Do you see the problem yet? In the body of the question, the OP specifically wrote, "I just want to know how most programmers pronounce it." From this, it's clear that the "you" in the question title is being used in its capacity as an indefinite pronoun, akin to one, e.g.: "How do you operate this thing?" But alas, it seems that upon reading "How do you...", several of our high-rep users leaped to the conclusion that the OP wanted to know how they, as individuals, would pronounce "deque"... because, one supposes, it is de rigueur in some circles to while away a February afternoon posing odd and unusual words and asking each person assembled how he or she would choose to pronounce them, similar to how idlers in the royal courts of medieval Europe used to pass the time inventing whimsical names for groups of animals like "a parliament of owls" and "a murder of crows." And because we don't have time for such upper-crust silliness around here, they closed the question as Primarily Opinion-Based, and it remains on hold as I write these words.

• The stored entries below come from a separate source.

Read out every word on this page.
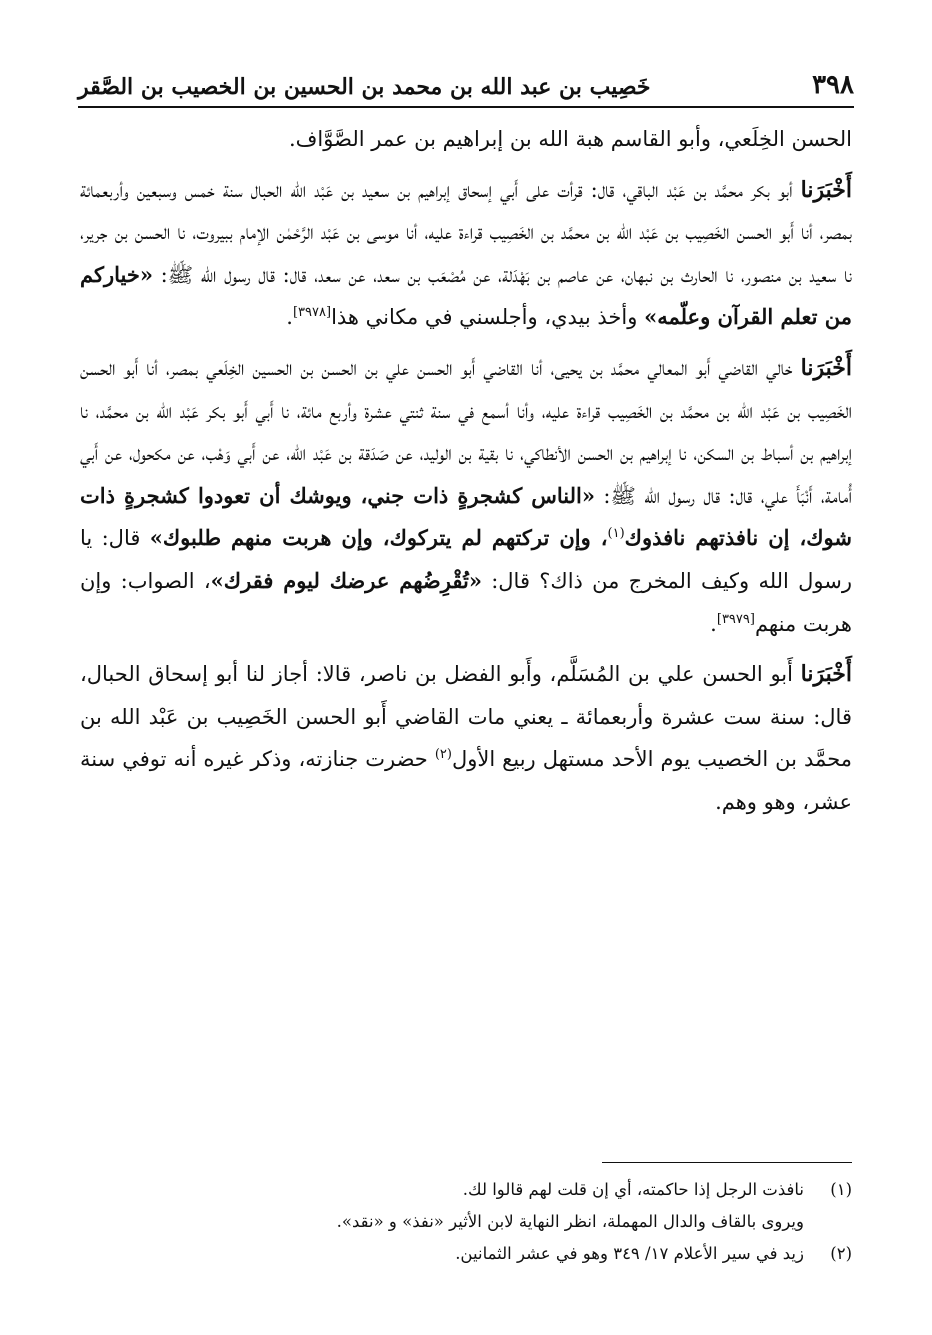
٣٩٨
خَصِيب بن عبد الله بن محمد بن الحسين بن الخصيب بن الصَّقر

الحسن الخِلَعي، وأبو القاسم هبة الله بن إبراهيم بن عمر الصَّوَّاف.

أَخْبَرَنا أبو بكر محمَّد بن عَبْد الباقي، قال: قرأت على أَبي إسحاق إبراهيم بن سعيد بن عَبْد الله الحبال سنة خمس وسبعين وأربعمائة بمصر، أنا أَبو الحسن الخَصِيب بن عَبْد الله بن محمَّد بن الخَصِيب قراءة عليه، أنا موسى بن عَبْد الرَّحْمٰن الإمام ببيروت، نا الحسن بن جرير، نا سعيد بن منصور، نا الحارث بن نبهان، عن عاصم بن بَهْدَلة، عن مُصْعَب بن سعد، عن سعد، قال: قال رسول الله ﷺ: «خياركم من تعلم القرآن وعلّمه» وأخذ بيدي، وأجلسني في مكاني هذا[٣٩٧٨].

أَخْبَرَنا خالي القاضي أَبو المعالي محمَّد بن يحيى، أنا القاضي أَبو الحسن علي بن الحسن بن الحسين الخِلَعي بمصر، أنا أَبو الحسن الخَصِيب بن عَبْد الله بن محمَّد بن الخَصِيب قراءة عليه، وأنا أسمع في سنة ثنتي عشرة وأربع مائة، نا أَبي أَبو بكر عَبْد الله بن محمَّد، نا إبراهيم بن أسباط بن السكن، نا إبراهيم بن الحسن الأنطاكي، نا بقية بن الوليد، عن صَدَقة بن عَبْد الله، عن أَبي وَهْب، عن مكحول، عن أَبي أُمامة، أَنْبَأَ علي، قال: قال رسول الله ﷺ: «الناس كشجرةٍ ذات جني، ويوشك أن تعودوا كشجرةٍ ذات شوك، إن نافذتهم نافذوك$^{(١)}$، وإن تركتهم لم يتركوك، وإن هربت منهم طلبوك» قال: يا رسول الله وكيف المخرج من ذاك؟ قال: «تُقْرِضُهم عرضك ليوم فقرك»، الصواب: وإن هربت منهم[٣٩٧٩].

أَخْبَرَنا أَبو الحسن علي بن المُسَلَّم، وأَبو الفضل بن ناصر، قالا: أجاز لنا أبو إسحاق الحبال، قال: سنة ست عشرة وأربعمائة ـ يعني مات القاضي أَبو الحسن الخَصِيب بن عَبْد الله بن محمَّد بن الخصيب يوم الأحد مستهل ربيع الأول$^{(٢)}$ حضرت جنازته، وذكر غيره أنه توفي سنة عشر، وهو وهم.

(١)
نافذت الرجل إذا حاكمته، أي إن قلت لهم قالوا لك.
ويروى بالقاف والدال المهملة، انظر النهاية لابن الأثير «نفذ» و «نقد».
(٢)
زيد في سير الأعلام ١٧/ ٣٤٩ وهو في عشر الثمانين.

But the question is not Primarily Opinion-Based. It should not have been closed. It should be reopened.
"Primarily opinion-based" is designed to stop "What's the best X?"-type questions. It's not supposed to be used on every single question that involves opinions. English has no language academy akin to l'Académie Française; it is what the people who speak it say it is. In a very real sense, therefore, all questions about English are about opinions. Hardcore descriptivists, like many of us here, even shy away from language like "right" and "wrong," preferring instead to talk about "normal usage," or what's "considered acceptable." What are these, if not appeals to the collective opinions of the English-speaking world about how the language should be used?
As such, before we vote to close a question as POB, it's important that we ask ourselves whether the question is really asking us for our opinions on the subject, or simply inquiring as to the common practices of the English-speaking world, or one or more sub-populations thereof. Think about answers as well as questions. If a question asks how you flonjugate an irregular nerb, and there is no commonly accepted practice, that does not mean the question is POB: it means that the correct answer is "There is no commonly accepted practice; everyone flonjugates it differently."
And hey, if there's a way to improve the wording of a question so it won't get closed as POB, edit it! That's what I did. This will be a much better site if we all spend a bit more time looking for ways to save questions, and a bit less time looking for reasons to kill them.
Please help me reopen this question, and let's not be so quick to close future ones.